Gay Man Alleges Discrimination at Glendale Memorial Hospital

By Karen Ocamb

Last Nov. 1, two days after his mother died, Edward Mitchell was denied the right to visit his domestic partner in the emergency room and was subsequently arrested for trespassing. The charges were dropped Jan. 17, but Mitchell is filing a civil lawsuit charging Glendale Memorial Hospital and the Glendale Police Department with anti-gay discrimination.

Self-described "home-bodies," Mitchell, a 41-year-old school teacher at Rosewood Avenue Elementary School, and his partner Jose Avendano, 38, needed a break from grief over Mitchell's mother's death and the three-year process of building their Silver Lake house. They went to MJs, where Avendano had once worked when the bar was named Woody's. An unexpected altercation resulted in an injury to Avendano's back and shoulder and he was taken to Glendale Memorial Hospital, Mitchell and his attorney Sunitha Anjilvel told IN during a Feb. 2 phone interview.

Avendano told emergency room personnel that Mitchell would be coming immediately. Indeed, when Mitchell arrived, the receptionist knew who he was, Mitchell said. Then, without explanation, the receptionist told Mitchell he'd have to wait 30 minutes, though he had never been denied access when his parents were in the hospital.

"I had just seen my partner assaulted before my eyes -- he's the only family I have left in the world," Mitchell said, "but they said, 'You're just going to have to wait.' I said he's my domestic partner. I have a legal right to see him."

The receptionist told Mitchell he would have to go home and get documentation of his domestic partnership before he would be allowed to see Avendano. Mitchell asked to see the supervisor or someone in authority. He was told they were unavailable.

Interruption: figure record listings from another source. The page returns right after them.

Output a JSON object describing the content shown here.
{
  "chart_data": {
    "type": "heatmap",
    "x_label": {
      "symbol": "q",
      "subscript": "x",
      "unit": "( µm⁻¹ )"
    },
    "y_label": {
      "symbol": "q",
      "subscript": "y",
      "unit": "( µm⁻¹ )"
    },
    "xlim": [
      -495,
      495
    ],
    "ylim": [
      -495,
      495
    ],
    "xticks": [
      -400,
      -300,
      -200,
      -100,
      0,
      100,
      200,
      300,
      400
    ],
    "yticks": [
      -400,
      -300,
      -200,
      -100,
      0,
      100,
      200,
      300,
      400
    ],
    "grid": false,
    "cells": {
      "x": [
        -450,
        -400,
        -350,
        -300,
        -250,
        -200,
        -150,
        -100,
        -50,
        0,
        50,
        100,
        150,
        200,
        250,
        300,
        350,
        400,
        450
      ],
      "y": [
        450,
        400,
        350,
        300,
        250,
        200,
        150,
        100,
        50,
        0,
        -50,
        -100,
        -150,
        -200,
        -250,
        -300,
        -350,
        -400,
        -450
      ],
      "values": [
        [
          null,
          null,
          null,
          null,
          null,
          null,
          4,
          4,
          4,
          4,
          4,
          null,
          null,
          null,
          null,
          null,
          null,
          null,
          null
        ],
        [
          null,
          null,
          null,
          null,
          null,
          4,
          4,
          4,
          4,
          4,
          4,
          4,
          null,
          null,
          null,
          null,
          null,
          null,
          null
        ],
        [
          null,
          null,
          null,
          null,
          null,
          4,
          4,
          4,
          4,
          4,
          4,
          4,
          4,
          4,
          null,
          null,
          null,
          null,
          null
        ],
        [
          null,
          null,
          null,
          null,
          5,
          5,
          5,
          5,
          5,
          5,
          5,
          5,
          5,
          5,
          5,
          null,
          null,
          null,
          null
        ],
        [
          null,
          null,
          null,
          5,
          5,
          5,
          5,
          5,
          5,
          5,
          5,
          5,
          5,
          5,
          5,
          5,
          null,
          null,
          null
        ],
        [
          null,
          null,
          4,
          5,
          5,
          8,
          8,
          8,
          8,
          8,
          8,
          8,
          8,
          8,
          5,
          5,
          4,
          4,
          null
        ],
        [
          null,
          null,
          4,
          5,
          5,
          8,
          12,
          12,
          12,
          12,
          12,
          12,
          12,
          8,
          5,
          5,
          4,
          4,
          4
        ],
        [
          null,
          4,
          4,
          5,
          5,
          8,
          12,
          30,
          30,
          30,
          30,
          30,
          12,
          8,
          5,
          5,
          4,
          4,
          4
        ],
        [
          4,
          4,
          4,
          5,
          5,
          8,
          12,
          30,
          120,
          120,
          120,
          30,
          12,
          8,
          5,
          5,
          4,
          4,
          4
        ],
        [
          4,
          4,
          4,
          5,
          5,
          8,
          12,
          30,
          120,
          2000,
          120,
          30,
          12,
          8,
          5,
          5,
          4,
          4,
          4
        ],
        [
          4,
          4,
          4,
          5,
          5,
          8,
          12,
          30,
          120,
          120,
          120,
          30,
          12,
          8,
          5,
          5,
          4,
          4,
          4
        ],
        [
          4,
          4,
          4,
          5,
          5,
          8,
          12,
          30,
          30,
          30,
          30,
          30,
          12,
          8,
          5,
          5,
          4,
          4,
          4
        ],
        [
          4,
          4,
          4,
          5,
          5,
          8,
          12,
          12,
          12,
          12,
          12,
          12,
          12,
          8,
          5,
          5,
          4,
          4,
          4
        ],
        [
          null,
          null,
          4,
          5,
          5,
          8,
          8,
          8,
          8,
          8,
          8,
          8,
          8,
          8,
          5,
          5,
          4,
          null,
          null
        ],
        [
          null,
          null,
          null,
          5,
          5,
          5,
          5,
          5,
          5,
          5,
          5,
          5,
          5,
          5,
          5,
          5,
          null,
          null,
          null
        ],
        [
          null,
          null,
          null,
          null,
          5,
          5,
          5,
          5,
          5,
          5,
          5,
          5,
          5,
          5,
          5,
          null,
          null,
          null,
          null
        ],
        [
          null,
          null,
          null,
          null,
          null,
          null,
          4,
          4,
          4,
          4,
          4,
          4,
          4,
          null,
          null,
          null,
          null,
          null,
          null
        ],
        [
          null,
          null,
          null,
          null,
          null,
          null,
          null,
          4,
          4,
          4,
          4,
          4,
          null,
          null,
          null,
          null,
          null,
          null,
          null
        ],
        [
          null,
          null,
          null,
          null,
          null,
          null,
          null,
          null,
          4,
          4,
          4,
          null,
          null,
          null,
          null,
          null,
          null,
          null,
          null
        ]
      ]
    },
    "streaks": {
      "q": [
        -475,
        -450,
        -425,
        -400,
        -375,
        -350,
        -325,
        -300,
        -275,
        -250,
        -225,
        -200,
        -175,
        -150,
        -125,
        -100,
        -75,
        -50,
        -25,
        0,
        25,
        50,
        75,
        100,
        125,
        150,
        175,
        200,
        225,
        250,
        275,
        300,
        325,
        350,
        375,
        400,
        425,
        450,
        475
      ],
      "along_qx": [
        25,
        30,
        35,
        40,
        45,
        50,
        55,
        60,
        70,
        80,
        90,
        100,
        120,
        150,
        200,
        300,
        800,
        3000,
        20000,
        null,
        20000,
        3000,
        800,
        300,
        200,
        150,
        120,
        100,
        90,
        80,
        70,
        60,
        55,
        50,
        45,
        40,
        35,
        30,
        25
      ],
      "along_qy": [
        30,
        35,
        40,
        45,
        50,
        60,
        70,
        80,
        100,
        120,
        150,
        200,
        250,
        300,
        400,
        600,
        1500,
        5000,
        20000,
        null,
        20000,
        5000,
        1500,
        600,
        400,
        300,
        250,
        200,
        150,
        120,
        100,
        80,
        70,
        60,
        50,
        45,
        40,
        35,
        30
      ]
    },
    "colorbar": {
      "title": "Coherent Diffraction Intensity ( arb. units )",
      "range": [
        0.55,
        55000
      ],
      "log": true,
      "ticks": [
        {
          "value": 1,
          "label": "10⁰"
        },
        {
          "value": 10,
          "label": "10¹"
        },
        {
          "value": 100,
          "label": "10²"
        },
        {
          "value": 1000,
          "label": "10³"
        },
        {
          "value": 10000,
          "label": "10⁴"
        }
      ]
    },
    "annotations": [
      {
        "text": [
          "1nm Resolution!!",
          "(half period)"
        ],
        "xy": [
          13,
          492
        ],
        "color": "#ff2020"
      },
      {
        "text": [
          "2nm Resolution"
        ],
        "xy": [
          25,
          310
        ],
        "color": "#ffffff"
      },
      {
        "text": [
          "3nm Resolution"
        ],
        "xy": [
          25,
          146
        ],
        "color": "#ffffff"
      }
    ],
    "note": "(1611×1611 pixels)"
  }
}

Meanwhile, nurses were asking Avendano for his insurance card and Social Security number. Avendano explained that Mitchell had the insurance information and he was in the reception area. Avendano is on Mitchell's Blue Cross domestic partnership plan through the Los Angeles Unified School District, Mitchell told IN.

As Mitchell stood in the waiting room, two security guards twice told him to move further from the reception window. Soon, two Glendale police officers arrived and, in the middle of his explanation, Mitchell was told to go outside. "I have a right to see my partner," Mitchell said. "If it was your wife or your girlfriend or significant other that had been assaulted in front of your very eyes, you would want to see them too."

Suddenly, one of the officers yanked his arm back and shoved him out the door. When Mitchell asked what he had done, the officer said he was "causing trouble" and was being arrested for trespassing. Apparently some confusion ensued where the officers allowed the security guard to belatedly tell Mitchell to leave or he would be arrested for trespassing.

At the police station the ill treatment subsided momentarily, Mitchell said, when one officer spotted his ACLU card while going through his wallet. However, after he called his attorney, Mitchell said he went to the restroom where he was locked up for the rest of the night.

Anjilvel told IN she called the police station every five minutes for several hours and was repeatedly put off as Avendando and Anjilvel's husband waited to post the $300 bail. "They were messing with us," she said.

After Mitchell was released, he still faced the misdemeanor trespassing charge. In yet another twist, on Dec. 27, Glendale City Attorney Scott Howard filed a motion to exclude any reference to Mitchell and Avendando's sexual orientation, domestic partnership, or allegations of anti-gay discrimination as "irrelevant," "prejudicial," and "likely to mislead the jury." In her reply, Anjilvel called the city attorney's motion "disingenuous" since the Glendale Municipal Code trespass laws are subject to California's Unruh Civil Rights Act, which "prohibits discriminatory or unequal denial of access, services and treatment in establishments such as hospitals."

Anjilvel said the city attorney dropped the charges for insufficient evidence but candidly told her it was because the hospital would not return his calls. Mitchell's civil lawsuit, Anjilvel told IN, would be filed later this month against Glendale Memorial Hospital, its corporate parent, Catholic Healthcare West, and the Glendale Police Department. She anticipates subpoenaing videotape from the police restroom and the hospital reception area to verify Mitchell's claims.

Bob Quarfoot, the openly gay senior vice president of development for Glendale Memorial Hospital, stressed that Glendale Memorial Hospital is a "gay friendly organization," as evidenced by its LGBT mental health programs and affiliation with the gay alcohol and drug program, Alternatives. But, Quarfoot told IN, "for patient privacy and confidentiality reasons, we cannot comment specifically on this complaint."